Another limitation faced by the team was the insufficient experience and knowledge with regards to Analytics. Even though we did take some course (e.g. Data Mining, Visual Analytics etc.), we are not fully equipped with the required knowledge and expertise in the transformation as well as the visualisation of the data. This often cause us to spend much time in structuring the data and in visualising the data to reflect meaningful insights for JnJ.

A third limitation faced by the team was the incomplete data provided by the company. Some of the raw data files provided by the company was insufficient and did not provide a true representation of the supply chain network. For example, the packaging and chemical data provided by the company was not comprehensive and contained insufficient information. This undermined the visualisations and insights derived as the data itself did not accurately reflect the actual information.

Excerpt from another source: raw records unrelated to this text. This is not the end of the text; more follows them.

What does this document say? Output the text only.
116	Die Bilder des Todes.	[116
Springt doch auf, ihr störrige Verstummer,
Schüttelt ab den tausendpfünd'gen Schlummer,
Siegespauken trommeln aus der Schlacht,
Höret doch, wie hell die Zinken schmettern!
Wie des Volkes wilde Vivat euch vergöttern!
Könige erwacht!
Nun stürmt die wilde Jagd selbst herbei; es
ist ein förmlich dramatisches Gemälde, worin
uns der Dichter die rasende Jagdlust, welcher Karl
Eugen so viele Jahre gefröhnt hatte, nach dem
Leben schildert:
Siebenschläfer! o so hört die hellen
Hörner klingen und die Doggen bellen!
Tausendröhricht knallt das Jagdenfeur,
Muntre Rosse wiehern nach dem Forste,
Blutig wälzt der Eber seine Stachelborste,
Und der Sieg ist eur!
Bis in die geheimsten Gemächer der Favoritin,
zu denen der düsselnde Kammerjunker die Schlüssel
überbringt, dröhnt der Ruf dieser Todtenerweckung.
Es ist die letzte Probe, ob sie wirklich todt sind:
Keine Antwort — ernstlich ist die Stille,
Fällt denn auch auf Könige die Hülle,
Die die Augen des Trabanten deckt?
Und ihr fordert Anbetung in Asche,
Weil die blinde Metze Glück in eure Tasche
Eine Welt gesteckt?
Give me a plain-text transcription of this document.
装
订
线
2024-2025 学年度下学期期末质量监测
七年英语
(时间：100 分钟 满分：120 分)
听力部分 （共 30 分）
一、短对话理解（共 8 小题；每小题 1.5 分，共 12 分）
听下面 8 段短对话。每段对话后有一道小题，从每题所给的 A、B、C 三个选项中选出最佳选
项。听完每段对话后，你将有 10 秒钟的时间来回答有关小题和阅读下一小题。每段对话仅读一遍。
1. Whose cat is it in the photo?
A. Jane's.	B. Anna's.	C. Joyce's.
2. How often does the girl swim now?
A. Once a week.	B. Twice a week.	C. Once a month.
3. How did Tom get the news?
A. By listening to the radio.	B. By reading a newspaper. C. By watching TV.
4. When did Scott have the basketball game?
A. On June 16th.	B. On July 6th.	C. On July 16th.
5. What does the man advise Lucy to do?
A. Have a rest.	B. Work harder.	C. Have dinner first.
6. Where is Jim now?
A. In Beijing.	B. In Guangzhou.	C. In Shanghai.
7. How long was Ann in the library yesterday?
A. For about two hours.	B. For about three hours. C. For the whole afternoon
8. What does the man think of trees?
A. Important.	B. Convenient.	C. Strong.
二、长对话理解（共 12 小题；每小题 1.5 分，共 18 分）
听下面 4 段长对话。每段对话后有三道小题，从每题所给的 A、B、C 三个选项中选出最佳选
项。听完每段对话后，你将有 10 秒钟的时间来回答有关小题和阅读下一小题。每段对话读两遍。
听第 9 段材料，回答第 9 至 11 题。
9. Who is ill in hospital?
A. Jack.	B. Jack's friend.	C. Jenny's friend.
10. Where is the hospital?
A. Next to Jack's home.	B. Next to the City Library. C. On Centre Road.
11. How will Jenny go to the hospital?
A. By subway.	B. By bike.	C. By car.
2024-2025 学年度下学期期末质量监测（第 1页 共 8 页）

All in all, more could have been done to derive not only the insights but also map the end-to-end supply chain flow as required by the business unit. However, given the limitation in the project timeline and the inadequate knowledge in Analytics as well as the related software, the visualisations and the insights were our main deliverables for the client.

Conclusion

In conclusion, we tried to derive insights based on the understanding of the data. However, much transformation and processing of the raw data was needed before any visualisation could be done or insights to be derived. From the data transformation and Tableau visualisation, we were able to conclude that the data had numerous quality issues which made the analysis inconsistent. Furthermore, the incomplete and static dataset compromise the actual reliability of the insights. Despite this, it was definitely beneficial for the sponsor to truly understand and have a clear picture of how such quality issues truly affects the data reliability.

Even though Python was the primary language used for the project, we acknowledge that R may have been better in the consolidation and statistical analysis of the data. However, due to the limitation in time and the familiarity with Python, it became the primary choice for this project.

Although many of the initial requirements of this project was not fully met, nonetheless to be able to automate the data cleaning process through the code and highlight the data quality issues is a step forward for JnJ in its push towards leveraging on analytics.